Lusail University
- Type: Private
- Established: April 29, 2020; 6 years ago
- Provost: Nitham Hindi
- Academic staff: 73
- Location: Lusail, Qatar 25°24′8.3″N 51°30′46.2″E﻿ / ﻿25.402306°N 51.512833°E
- Website: www.lu.edu.qa

= Lusail University =

University in Lusail, Qatar

Lusail University (جَامِعَة لُوسَيْل, ) is a private university in Lusail, Qatar. It is the first national private university in Qatar.

==History==
Lusail University was officially inaugurated on April 29, 2020. Former Attorney General of Qatar Ali Bin Fetais Al-Marri is the chairman of the university's board of trustees.

In October 2020, Lusail University signed an MoU (memorandum of understanding) with Qatar University to collaborate on academic, scientific, and organizational projects going forward. In November 2020, Lusail University held an event featuring a talk by Tunisian President Kais Saied. In December 2020, Lusail University signed an agreement with Qatar Charity (QC) to collaborate on research, education, and training for fulfilling humanitarian needs.
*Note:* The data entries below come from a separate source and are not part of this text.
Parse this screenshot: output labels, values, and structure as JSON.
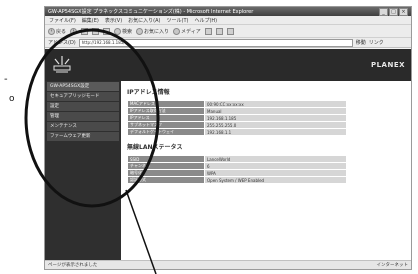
{
  "window": {
    "title": "GW-AP54SGX設定 プラネックスコミュニケーションズ(株) - Microsoft Internet Explorer",
    "buttons": [
      "_",
      "□",
      "×"
    ]
  },
  "menubar": [
    "ファイル(F)",
    "編集(E)",
    "表示(V)",
    "お気に入り(A)",
    "ツール(T)",
    "ヘルプ(H)"
  ],
  "toolbar": {
    "back_label": "戻る",
    "search_label": "検索",
    "favorites_label": "お気に入り",
    "media_label": "メディア"
  },
  "addressbar": {
    "label": "アドレス(D)",
    "value": "http://192.168.1.185/",
    "go_label": "移動",
    "links_label": "リンク"
  },
  "header": {
    "brand": "PLANEX"
  },
  "sidebar": {
    "items": [
      {
        "label": "GW-AP54SGX設定"
      },
      {
        "label": "セキュアブリッジモード"
      },
      {
        "label": "設定"
      },
      {
        "label": "管理"
      },
      {
        "label": "メンテナンス"
      },
      {
        "label": "ファームウェア更新"
      }
    ]
  },
  "ip_section": {
    "title": "IPアドレス情報",
    "rows": [
      {
        "key": "MACアドレス",
        "value": "00:90:CC:xx:xx:xx"
      },
      {
        "key": "IPアドレス取得方法",
        "value": "Manual"
      },
      {
        "key": "IPアドレス",
        "value": "192.168.1.185"
      },
      {
        "key": "サブネットマスク",
        "value": "255.255.255.0"
      },
      {
        "key": "デフォルトゲートウェイ",
        "value": "192.168.1.1"
      }
    ]
  },
  "lan_section": {
    "title": "無線LANステータス",
    "rows": [
      {
        "key": "SSID",
        "value": "LanceWorld"
      },
      {
        "key": "チャンネル",
        "value": "6"
      },
      {
        "key": "暗号化",
        "value": "WPA"
      },
      {
        "key": "認証方式",
        "value": "Open System / WEP Enabled"
      }
    ]
  },
  "statusbar": {
    "left": "ページが表示されました",
    "right": "インターネット"
  },
  "callout": {
    "label": "-",
    "marker": "o"
  }
}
In 2021, the Turkish government sent a delegation of Turkish students to Lusail University on scholarships to learn how to communicate in Arabic and to bolster relations between Qatar and Turkey. In June 2021, the Qatar Fund for Development (QFFD) also signed an agreement to cover tuition costs for a select number of international students attending Lusail University as undergraduate students.

==Academics==

Undergraduate Programs
College: Programme; Language of Instruction; Credit Hours
College of Commerce and Business: Bachelor of Business Administration - Major in Innovation and Entrepreneurship; Arabic; 120
Bachelor of Business Administration - Major in Insurance and Risk Management
Bachelor of Business Administration - Major in Supply Chain Management
Bachelor of Business Administration - Major in Supply Chain Management: English
Bachelor of Business Administration - Major in Human Resources Management: Arabic
Bachelor of Business Administration - Major in Marketing
Bachelor of Business Administration - Major in Management
College of Education and Arts: Bachelor of Education – Major in Counselling and Mental Health; Arabic; 120
Bachelor of Education – Major in Teaching English Language: English
Bachelor of Arts – Major in Political Science: Arabic
College of Law: Bachelor of Law; Arabic; 120
Bachelor of Law from Paris 1 Panthéon-Sorbonne University: French
College of Information Technology: Bachelor of Science in Information Technology - Major in Cybersecurity; English; 120
Bachelor of Science in Information Technology - Major in Artificial Intelligence
Bachelor of Science in Information Technology - Major in Digital Game Design and Development

Postgraduate programs
| College | Programme | Language of Instruction | Credit Hours |
| College of Commerce and Business | Master of Science in Digital Marketing | Arabic | 36 |
| College of Education and Arts | Master of Arts in International Affairs and Public Policy in cooperation with the United Nations Institute for Training and Research (UNITAR) | Arabic | 36 |
| Master of Arts in TESOL and Applied Linguistics | English | 30 |
| College of Law | Master of Science in International Criminal Justice in partnership with the United Nations Office on Drugs and Crime (UNODC) | Arabic | 36 |

The university used to offer programs such as Business Administration and Marketing and Distribution Techniques, French Studies, and Public Law and Private Law. Certain programs and courses were offered in cooperation with the University of Hassan II Casablanca Morocco, the University of Jordan, and Sussex University in the United Kingdom.

Lusail University is accredited by the Qatar Ministry of Higher Education.

==Admissions==
Lusail University's admissions policy requires students to score 65% or higher in high school or its equivalent and to pass English language tests for admission to its English programs. If a student has a GPA lower than 65% but no less than 50%, they can also take a placement test for admission to the university.

Lusail University also offers grants to high school students who have excelled in secondary school academics or sports, students who have excelled in business, and students with special needs.